Los Poblanos

Mixiotes: Chicken, potatoes and cactus steamed in a bag with adobo and herbs. (Elizabeth Keyser photo / September 18, 2013)

Chef Ramon is making mole poblano. It's after lunchtime at Los Poblanos and Ramon is sautéing batches of whole almonds, julienned onions, whole cloves of garlic, and spices. To his right is a bowl filled with the first batch of the toasted, glistening mélange. He breaks two deep fried tortillas into the bowl. Next, he'll toast three kinds of chiles, pasilla, ancho and mulato, and blend them into a paste. He will create a thick, dark red sauce redolent of smoky chiles, sweet raisins, with hints of clove, coriander, cumin, cinnamon and chocolate.

Mole poblano is one of the most famous dishes of Puebla, considered the gastronomic center of Mexico. People from Puebla are called "Poblanos." Los Poblanos, which opened about six months ago in a dingy strip mall in Norwalk, specializes in the food of this region, and from the first moment I discovered this little place, I've been a devoted fan of this former luncheonette. Juan Bautista is the chef-owner.
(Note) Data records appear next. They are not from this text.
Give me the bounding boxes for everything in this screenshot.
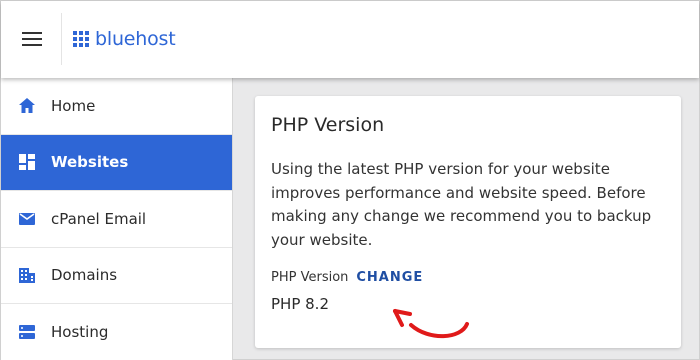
top-bar: bluehost: [1, 1, 699, 78]
dashboard-icon: [17, 152, 37, 172]
sidebar-item-websites[interactable]: Websites: [1, 134, 232, 191]
sidebar-item-label: Home: [51, 96, 96, 115]
card-description: Using the latest PHP version for your we…: [271, 160, 652, 249]
sidebar-item-home[interactable]: Home: [1, 78, 232, 135]
annotation-arrow-icon: [393, 309, 469, 339]
sidebar-item-hosting[interactable]: Hosting: [1, 304, 232, 360]
logo-grid-icon: [73, 31, 89, 47]
home-icon: [17, 96, 37, 116]
change-button[interactable]: CHANGE: [356, 270, 423, 285]
sidebar-item-label: Websites: [51, 153, 129, 172]
php-version-label: PHP Version: [271, 270, 349, 285]
sidebar-item-label: cPanel Email: [51, 209, 147, 228]
sidebar-item-label: Hosting: [51, 323, 109, 342]
mail-icon: [17, 209, 37, 229]
php-version-row: PHP Version CHANGE: [271, 270, 665, 285]
building-icon: [17, 265, 37, 285]
sidebar-item-cpanel-email[interactable]: cPanel Email: [1, 191, 232, 248]
logo-text: bluehost: [95, 28, 176, 50]
hamburger-menu-icon[interactable]: [22, 32, 42, 46]
server-icon: [17, 322, 37, 342]
divider: [61, 13, 62, 65]
logo[interactable]: bluehost: [73, 28, 176, 50]
sidebar-item-domains[interactable]: Domains: [1, 248, 232, 304]
sidebar: Home Websites cPanel Email Domains Hosti…: [1, 78, 233, 360]
sidebar-item-label: Domains: [51, 266, 118, 285]
card-title: PHP Version: [271, 114, 385, 136]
He told me they're making "the real Mexican cooking" and they "take the time to make it very good." He and Ramon have worked in many of Fairfield County's well-known restaurants, and the food at Los Poblanos is served with touches one associates with higher-end restaurants. The plates are heated. Finely minced herbs decorate the rim.

Of course Los Poblanos makes all the Mexican standards, flautas, fajitas, quesadillas, tostadas, enchiladas, burritos, huraches, and nachos. But you'll find dishes here you don't find in most Mexican restaurants. While you're perusing the menu, house-fried tortilla chips and bowls of two outstanding salsas are brought to the table. The smooth green salsa is made with avocado. The orange salsa has a habanero kick. I couldn't pick a favorite.

Red chile pozole, hominy soup in homemade chicken broth infused with chile, has layers of flavor. It's chock full of meat (chicken or pork) and hominy. The pale hominy, dried corn resuscitated and hulled by soaking in an alkaline solution, are soft and plump. Mushroom soup is served bubbling in a hot clay bowl. The red-chili-chicken broth is thick with sautéed mushrooms, meaty green poblano peppers and cubes of potato.

The colorful chalk board lists the daily specials. I ask Juan or Ramon, "What's good today?" The answer might be the chiles rellenos, filled with soft queso fresco, lightly battered, fried and draped in a slightly spicy tomato sauce. If tamarind ribs are on the menu, try them. Glossy, sweet, sour, spicy and fruity sauce covers tender pork ribs. Portions are big, and often served with fluffy Mexican rice, tender, homemade beans, and warm tortillas.

Tacos al pastor are excellent — warm corn tortillas heaped with tender pieces of pork shoulder, habanero-orange in color, and sweet and juicy with pineapple. Minced raw onions and cilantro add bite and freshness.

On the specials board one day was mixiotes. The service is dramatic. The chicken, covered in adobo, and steamed in a plastic bag with herbs, including plantain leaves and hoja santa (holy leaf), cactus and potatoes. At the table, the bag is untied, and the contents poured onto the plate. The cinnamon scented chicken is eaten between pieces of warm tortilla, topped with the avocado salsa.

This dish needs to come with a warning for the American diner. It's not easy to eat. On the day I tried it, the chicken pieces, on the bone, required some work with the knife and fork. And, I did extract a few errand fragments of chicken bone from my mouth. So, if you try the mixiotes, eat carefully. Don't wolf it down.

Juan told me that mixiotes is a very old recipe, and the meat was traditionally wrapped in agave leaves stripped of their outer green skin to reveal a white interior, which Juan says "is like plastic." Sometimes avocado leaves are used. The wrapped meat (originally, goat) and spices are cooked in a pit barbecue. It's often served at weddings.

The only other warning is Los Poblanos doesn't have many seats, just three booths and a couple tables for two. Word's out on how good this place is, so if you don't want to wait in line, try it on an off-hour. There's extra parking in the back. And they do catering and delivery.

Los Poblanos opens at 7 a.m. (except Sundays, when they open at 9 a.m.) and serves breakfast, lunch and dinner. Chilaquiles is a beloved breakfast dish of strips of fried tortillas, topped with beans, salsa and cheese. You can add eggs or chorizo. Anyone who loves eating salsa, chiles and avocados with their eggs might find it difficult to choose from the nine hearty egg dishes. (They serve American bacon-egg-cheese sandwiches too.)

Los Poblanos is BYOB, but Juan's working on getting a liquor license. He expects to have it in about a month. It will be wine and beer only. Tequila and mixed drinks is not a direction he wants to go in. "I am interested in the food," he says.